Composite option, dataString compression, and correct splits percentage

Open pjaselin opened this issue 4 years ago • 3 comments

Hi @topepo! I've been working on a port of your code into Python (I believe Kirk mentioned that) over here: https://github.com/pjaselin/Cubist. Thank you so much for all the work you are your colleagues have done on this!

Some improvements/fixes I've made here:

  • Composite option: in one parameter you can choose whether to use instance-based correction or let Cubist decide.

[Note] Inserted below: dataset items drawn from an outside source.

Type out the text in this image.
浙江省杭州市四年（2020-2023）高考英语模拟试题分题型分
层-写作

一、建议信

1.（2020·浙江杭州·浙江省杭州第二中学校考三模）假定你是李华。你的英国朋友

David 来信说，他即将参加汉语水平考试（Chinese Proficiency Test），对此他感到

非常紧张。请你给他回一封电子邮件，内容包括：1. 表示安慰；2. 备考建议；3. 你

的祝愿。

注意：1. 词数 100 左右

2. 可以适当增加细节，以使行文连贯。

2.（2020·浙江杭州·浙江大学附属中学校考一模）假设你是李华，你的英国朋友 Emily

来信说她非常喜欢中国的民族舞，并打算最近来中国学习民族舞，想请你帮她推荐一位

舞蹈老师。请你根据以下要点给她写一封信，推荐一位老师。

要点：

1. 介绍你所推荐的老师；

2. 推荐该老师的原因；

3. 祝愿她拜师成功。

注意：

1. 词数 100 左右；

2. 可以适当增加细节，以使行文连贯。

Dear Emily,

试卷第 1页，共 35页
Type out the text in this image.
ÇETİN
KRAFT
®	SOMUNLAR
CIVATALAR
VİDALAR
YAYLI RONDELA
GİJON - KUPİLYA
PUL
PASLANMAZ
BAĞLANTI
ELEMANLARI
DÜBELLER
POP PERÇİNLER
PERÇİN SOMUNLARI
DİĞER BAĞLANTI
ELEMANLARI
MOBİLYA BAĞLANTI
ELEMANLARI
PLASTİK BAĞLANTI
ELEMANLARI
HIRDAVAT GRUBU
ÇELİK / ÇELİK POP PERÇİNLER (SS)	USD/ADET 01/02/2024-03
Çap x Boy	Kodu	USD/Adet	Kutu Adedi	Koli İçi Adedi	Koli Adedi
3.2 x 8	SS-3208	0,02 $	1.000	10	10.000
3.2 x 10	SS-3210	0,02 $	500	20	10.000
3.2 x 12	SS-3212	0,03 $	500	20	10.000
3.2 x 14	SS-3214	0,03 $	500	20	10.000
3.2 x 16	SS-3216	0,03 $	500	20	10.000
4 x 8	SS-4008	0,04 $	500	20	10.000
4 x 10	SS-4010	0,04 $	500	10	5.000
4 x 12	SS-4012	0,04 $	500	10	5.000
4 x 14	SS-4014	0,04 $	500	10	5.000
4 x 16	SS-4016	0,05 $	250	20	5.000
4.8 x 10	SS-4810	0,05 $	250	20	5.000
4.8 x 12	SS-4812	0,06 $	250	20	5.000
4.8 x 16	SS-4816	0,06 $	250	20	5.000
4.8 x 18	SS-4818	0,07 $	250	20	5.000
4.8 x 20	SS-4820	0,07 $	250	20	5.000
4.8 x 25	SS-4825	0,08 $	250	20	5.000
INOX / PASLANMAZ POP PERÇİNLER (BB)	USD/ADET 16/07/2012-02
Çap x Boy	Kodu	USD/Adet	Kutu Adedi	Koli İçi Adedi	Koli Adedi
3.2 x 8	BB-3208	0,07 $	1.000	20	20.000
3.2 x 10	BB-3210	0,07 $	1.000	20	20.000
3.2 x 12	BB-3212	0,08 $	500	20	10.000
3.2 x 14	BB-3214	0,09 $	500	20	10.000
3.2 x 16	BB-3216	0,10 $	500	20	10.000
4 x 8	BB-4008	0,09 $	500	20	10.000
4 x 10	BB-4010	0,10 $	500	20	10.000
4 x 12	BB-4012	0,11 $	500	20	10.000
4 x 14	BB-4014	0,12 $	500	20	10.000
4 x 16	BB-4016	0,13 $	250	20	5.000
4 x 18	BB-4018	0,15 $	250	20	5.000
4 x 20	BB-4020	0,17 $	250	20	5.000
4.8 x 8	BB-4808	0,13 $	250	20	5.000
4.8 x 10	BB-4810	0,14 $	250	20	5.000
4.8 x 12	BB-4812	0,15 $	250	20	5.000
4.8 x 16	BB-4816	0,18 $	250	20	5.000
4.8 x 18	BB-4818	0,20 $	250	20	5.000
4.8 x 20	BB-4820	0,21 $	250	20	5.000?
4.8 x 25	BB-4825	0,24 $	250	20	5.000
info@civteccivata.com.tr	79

I think this is helpful because instance-based correction adds a little opacity to the prediction process.
  • Moved number of nearest neighbors to cubistControl: I understand your intent was to change the number of neighbors at predict time since that's where it comes into use but I wonder if it makes more sense to be part of training as it is used in model evaluation.
  • dataString compression: I have the dataString compressed so the model has a smaller memory footprint when using instance-based correction.
  • Correct splits percentage: I noticed that you had hardcoded "<=" at https://github.com/topepo/Cubist/blob/548ccd7b75b97e7f263c750c2bdeaa5e4a4c2e5e/R/cubist.R#L212 so I came up with a way to get the right comparison operator based on the model. (This is probably the one definite fix here)

Let me know if you'd like to break this apart and I'd be happy to take feedback!

pjaselin avatar Dec 27 '21 18:12 pjaselin

Also, giving the composite option should help accelerate prediction times for cases like #28

pjaselin avatar Dec 27 '21 22:12 pjaselin

Thanks for doing this; it's great to have an outside contribute.

I've been looking at it for a few days and I'd like to tweak the ui. It's a little awkward to have an argument that could be logical or character. How about we

  • control the composite/model-only decision using the neighbors argument (values > 0 are composite)?
  • control the auto/manual decision with auto = TRUE/FALSE?

I think that would get us to the same place. Also, the current specification breaks a lot of existing analyses (in books, vignettes, and so on). I'd like it to be backward compatible and defaulting to auto = FALSE would do that.

topepo avatar Feb 04 '22 19:02 topepo

Hi @topepo, I really appreciate your feedback and ideas here. Also thank you for allowing me to contribute! This is a much cleaner UI and I think I'll modify my Python implementation to match it. Changes made:

  • auto=FALSE: decides whether to allow Cubist to decide whether to use composite models
  • neighbors=NA: decides whether to use composite models
  • cv=NA: run k-fold cross-validation (this is the last of my improvements in the Python code if you'd like to use it here, note that no model is returned by Cubist)

Also definitely please make sure this all passes your tests beyond mine!

pjaselin avatar Feb 08 '22 04:02 pjaselin